[<prev] [next>] [<thread-prev] [thread-next>] [day] [month] [year] [list]
Message-ID: <CAEf4Bzbpm0pSvXU8gfSTL2xECTDb+Z9HKKO2Y-Ap=L6VTWL9MQ@mail.gmail.com>
Date: Mon, 17 Jun 2019 13:59:51 -0700
From: Andrii Nakryiko <andrii.nakryiko@...il.com>
To: Lorenz Bauer <lmb@...udflare.com>
Cc: Andrii Nakryiko <andriin@...com>,
Networking <netdev@...r.kernel.org>, bpf <bpf@...r.kernel.org>,
Alexei Starovoitov <ast@...com>,
Daniel Borkmann <daniel@...earbox.net>,
Kernel Team <kernel-team@...com>
Subject: Re: [RFC PATCH bpf-next 6/8] libbpf: allow specifying map definitions
using BTF
On Mon, Jun 17, 2019 at 2:07 AM Lorenz Bauer <lmb@...udflare.com> wrote:
>
> On Thu, 6 Jun 2019 at 23:35, Andrii Nakryiko <andrii.nakryiko@...il.com> wrote:
> >
> > On Thu, Jun 6, 2019 at 9:43 AM Lorenz Bauer <lmb@...udflare.com> wrote:
> > >
> > > Thanks for sending this RFC! For me, the biggest draw is that map-in-map
> > > would be so much nicer to use, plus automatic dumping of map values.
> > >
> > > Others on the thread have raised this point already: not everybody lives
> > > on the bleeding edge or can control all of their dependencies. To me this means
> > > that having a good compatibility story is paramount. I'd like to have very clear
> > > rules how the presence / absence of fields is handled.
> >
> > I think that discussion was more about selftests being switched to
> > BTF-defined maps rather than BPF users having to switch to latest
> > compiler. struct bpf_map_def is still supported for those who can't
> > use clang that supports BTF_KIND_VAR/BTF_KIND_DATASEC.

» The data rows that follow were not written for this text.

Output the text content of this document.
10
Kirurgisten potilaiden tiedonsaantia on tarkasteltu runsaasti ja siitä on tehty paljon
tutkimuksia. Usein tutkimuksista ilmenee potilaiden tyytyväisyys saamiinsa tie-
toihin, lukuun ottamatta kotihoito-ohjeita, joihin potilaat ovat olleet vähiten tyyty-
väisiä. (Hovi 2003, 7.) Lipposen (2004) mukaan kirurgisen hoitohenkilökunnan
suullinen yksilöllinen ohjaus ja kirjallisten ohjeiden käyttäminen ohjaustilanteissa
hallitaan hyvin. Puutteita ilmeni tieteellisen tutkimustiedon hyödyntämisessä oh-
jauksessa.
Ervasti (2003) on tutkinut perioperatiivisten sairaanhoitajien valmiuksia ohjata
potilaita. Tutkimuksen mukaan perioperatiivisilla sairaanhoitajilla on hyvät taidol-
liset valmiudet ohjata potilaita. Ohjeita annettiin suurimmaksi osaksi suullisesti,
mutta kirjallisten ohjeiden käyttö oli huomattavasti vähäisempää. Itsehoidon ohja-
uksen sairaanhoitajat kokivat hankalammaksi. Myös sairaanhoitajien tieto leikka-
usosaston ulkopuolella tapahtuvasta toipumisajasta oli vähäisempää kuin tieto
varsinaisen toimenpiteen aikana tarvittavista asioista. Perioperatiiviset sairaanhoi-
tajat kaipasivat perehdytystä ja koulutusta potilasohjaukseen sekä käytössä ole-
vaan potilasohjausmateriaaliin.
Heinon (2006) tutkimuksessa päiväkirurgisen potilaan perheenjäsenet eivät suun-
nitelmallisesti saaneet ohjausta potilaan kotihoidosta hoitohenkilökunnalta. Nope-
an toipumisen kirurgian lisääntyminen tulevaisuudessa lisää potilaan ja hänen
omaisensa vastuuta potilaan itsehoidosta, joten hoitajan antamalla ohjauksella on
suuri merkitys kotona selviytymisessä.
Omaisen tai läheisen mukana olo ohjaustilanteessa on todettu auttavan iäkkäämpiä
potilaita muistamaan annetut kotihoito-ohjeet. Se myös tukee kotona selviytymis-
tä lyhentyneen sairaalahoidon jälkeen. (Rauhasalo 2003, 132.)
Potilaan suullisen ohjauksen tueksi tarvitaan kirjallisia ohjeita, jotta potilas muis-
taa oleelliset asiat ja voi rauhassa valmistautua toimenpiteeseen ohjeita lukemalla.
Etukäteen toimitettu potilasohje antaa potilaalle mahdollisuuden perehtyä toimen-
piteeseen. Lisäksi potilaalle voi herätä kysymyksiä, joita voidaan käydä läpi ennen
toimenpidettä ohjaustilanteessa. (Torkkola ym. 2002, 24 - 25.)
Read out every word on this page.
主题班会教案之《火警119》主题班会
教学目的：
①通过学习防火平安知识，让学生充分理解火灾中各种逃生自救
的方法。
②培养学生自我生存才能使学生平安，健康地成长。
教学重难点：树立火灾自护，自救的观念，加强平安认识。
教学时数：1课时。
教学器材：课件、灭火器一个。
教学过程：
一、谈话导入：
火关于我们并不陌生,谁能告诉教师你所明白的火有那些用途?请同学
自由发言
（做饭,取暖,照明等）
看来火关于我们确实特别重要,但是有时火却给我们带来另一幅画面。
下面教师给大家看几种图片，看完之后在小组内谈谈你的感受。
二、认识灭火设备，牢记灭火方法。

> > So I don't think this enforces anyone to switch compiler, but
> > certainly incentivizes them :)
> >
> > >
> > > For example:
> > > - Fields that are present but not understood are an error. This makes
> > > sense because
> > > the user can simply omit the field in their definition if they do
> > > not use it. It's also necessary
> > > to preserve the freedom to add new fields in the future without
> > > risking user breakage.
> >
> > So you are arguing for strict-by-default behavior. It's fine by me,
> > but exactly that strict-by-default behavior is the problem with BTF
> > extensivility, that you care a lot about. You are advocating for
> > skipping unknown BTF types (if it was possible), which is directly
> > opposite to strict-by-default behavior. I have no strong preference
> > here, but given amount of problem (and how many times we missed this
> > problem in the past) w/ introducing new BTF feature and then
> > forgetting about doing something for older kernels, kind of makes me
> > lean towards skip-and-log behavior. But I'm happy to support both
> > (through flags) w/ strict by default.
>
> In my mind, BPF loaders should be able to pass through BTF to the kernel
> as a binary blob as much as possible. That's why I want the format to
> be "self describing". Compatibility then becomes a question of: what
> feature are you using on which kernel. The kernel itself can then still be
> strict-by-default or what have you.
That would work in ideal world, where kernel is updated frequently
(and BTF is self-describing, which it is not). In practice, though,
libbpf is far more up-to-date and lends its hand on "sanitizing" .BTF
from kernel-unsupported features (so far we manage to pull this off
very reasonably). If you have a good proposal how to make .BTF
self-describing, that would be great!
>
> >
> > > - If libbpf adds support for a new field, it must be optional. Seems
> > > like this is what current
> > > map extensions already do, so maybe a no-brainer.
> >
> > Yeah, of course.
> >
> > >
> > > Somewhat related to this: I really wish that BTF was self-describing,
> > > e.g. possible
> > > to parse without understanding all types. I mentioned this in another
> > > thread of yours,
> > > but the more we add features where BTF is required the more important it becomes
> > > IMO.
> >
> > I relate, but have no new and better solution than previously
> > discussed :) We should try to add new stuff to .BTF.ext as much as
> > possible, which is self-describing.
> >
> > >
> > > Finally, some nits inline:
> > >
> > > On Fri, 31 May 2019 at 21:22, Andrii Nakryiko <andriin@...com> wrote:
> > > >
> > > > The outline of the new map definition (short, BTF-defined maps) is as follows:
> > > > 1. All the maps should be defined in .maps ELF section. It's possible to
> > > > have both "legacy" map definitions in `maps` sections and BTF-defined
> > > > maps in .maps sections. Everything will still work transparently.
> > >
> > > I'd prefer using a new map section "btf_maps" or whatever. No need to
> > > worry about code that deals with either type.
> >
> > We do use new map section. Its ".maps" vs "maps". Difference is
> > subtle, but ".maps" looks a bit more "standardized" than "btf_maps" to
> > me (and hopefully, eventually no one will use "maps" anymore :) ).
>
> Phew, spotting that difference is night impossible IMO.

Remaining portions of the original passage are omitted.